Introduction: Acute Kidney Injury (AKI) refers to a sudden impairment of kidney function that results in the retention of nitrogenous waste products. Acute tubular necrosis involves localised necrosis of epithelial lining in renal tubules. A soluble form of human Kidney Injury Molecule-1 (KIM-1) is a type 1 membrane-spanning protein which lends epithelial cells the capacity to perceive and phagocytose dead cells in post ischaemic kidney. Aim: To estimate urinary KIM-1 level in patients with snake bite as a potential biomarker for early detection for AKI. Materials and Methods: This was an analytical case-control study, which was conducted on 100 patients admitted for snake bite at Thanjavur Medical College and hospital, Thanjavur, Tamil Nadu, India, from January 2014 to August 2014. Patients without AKI were regarded as controls and those who developed AKI were considered as cases.

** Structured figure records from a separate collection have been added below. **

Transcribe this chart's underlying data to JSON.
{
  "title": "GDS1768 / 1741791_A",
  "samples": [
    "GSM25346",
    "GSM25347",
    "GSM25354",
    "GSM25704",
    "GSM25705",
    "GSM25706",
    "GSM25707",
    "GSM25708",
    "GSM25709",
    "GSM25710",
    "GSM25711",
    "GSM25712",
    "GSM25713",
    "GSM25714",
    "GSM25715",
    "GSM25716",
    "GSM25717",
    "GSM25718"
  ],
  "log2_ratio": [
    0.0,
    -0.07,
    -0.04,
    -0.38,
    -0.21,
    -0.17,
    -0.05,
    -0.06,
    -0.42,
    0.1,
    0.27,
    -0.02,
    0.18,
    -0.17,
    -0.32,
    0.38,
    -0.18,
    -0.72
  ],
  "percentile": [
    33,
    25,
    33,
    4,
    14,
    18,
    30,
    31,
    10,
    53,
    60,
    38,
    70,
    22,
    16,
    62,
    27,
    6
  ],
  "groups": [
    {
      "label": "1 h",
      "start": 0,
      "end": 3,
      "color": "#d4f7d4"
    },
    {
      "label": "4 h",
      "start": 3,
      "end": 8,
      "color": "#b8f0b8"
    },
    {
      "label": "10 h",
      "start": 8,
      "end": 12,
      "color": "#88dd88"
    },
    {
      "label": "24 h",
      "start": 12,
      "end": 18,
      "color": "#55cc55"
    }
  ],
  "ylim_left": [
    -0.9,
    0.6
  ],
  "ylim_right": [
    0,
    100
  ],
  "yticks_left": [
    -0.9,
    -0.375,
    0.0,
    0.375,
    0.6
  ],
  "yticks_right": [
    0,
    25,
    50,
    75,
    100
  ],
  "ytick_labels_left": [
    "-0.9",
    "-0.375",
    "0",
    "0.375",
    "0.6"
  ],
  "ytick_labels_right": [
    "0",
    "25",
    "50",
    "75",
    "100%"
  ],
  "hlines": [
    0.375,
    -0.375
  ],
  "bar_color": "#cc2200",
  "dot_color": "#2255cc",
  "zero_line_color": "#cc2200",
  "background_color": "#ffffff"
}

Blood and urine samples were collected and analysed for urinary KIM-1 by Enzyme-Linked Immunosorbent Assay (ELISA), method, serum creatinine (by kinetic JAFFE’S method) and serum urea (by Urease- glutamate dehydrogenase method). Student’s t-test was used and p-value <0.05 was regarded significant. Pearson’s correlation coefficient was used to assess correlation between measured parameters. Results: Among 100 patients, 44 were diagnosed as patients having AKI and 56 of them did not develop AKI. No significant difference was found in urinary KIM-1 values between age group of <40 years and age group ≥40 years in cases (p-value=0.39) and in controls (p-value=0.65). A significant elevation of urinary KIM-1 was seen among cases of snake bite who developed AKI. Urinary KIM-1 levels were found to significantly rise within 24 hours of admission (p-value <0.001), whereas, serum creatinine and urea values were not increased until the day 3 of nephrotoxic trauma. The urine KIM-1 and serum creatinine on day 1 had negligible correlation (r-value=0.093, p-value=0.54) and urine KIM-1 and urea on day 1 had low positive correlation (r-value=0.380, p-value=0.011). With progressive damage to the kidneys, a positive correlation was found between urine KIM-1 and serum urea (r-value=0.864), creatinine (r-value=0.882) on third day. Also, levels of urinary KIM-1 significantly increased (p<0.001) with the severity of tubular injury. Conclusion: Urinary KIM-1 is a promising quick predictive marker of AKI in contrast to traditional markers, serum urea and creatinine.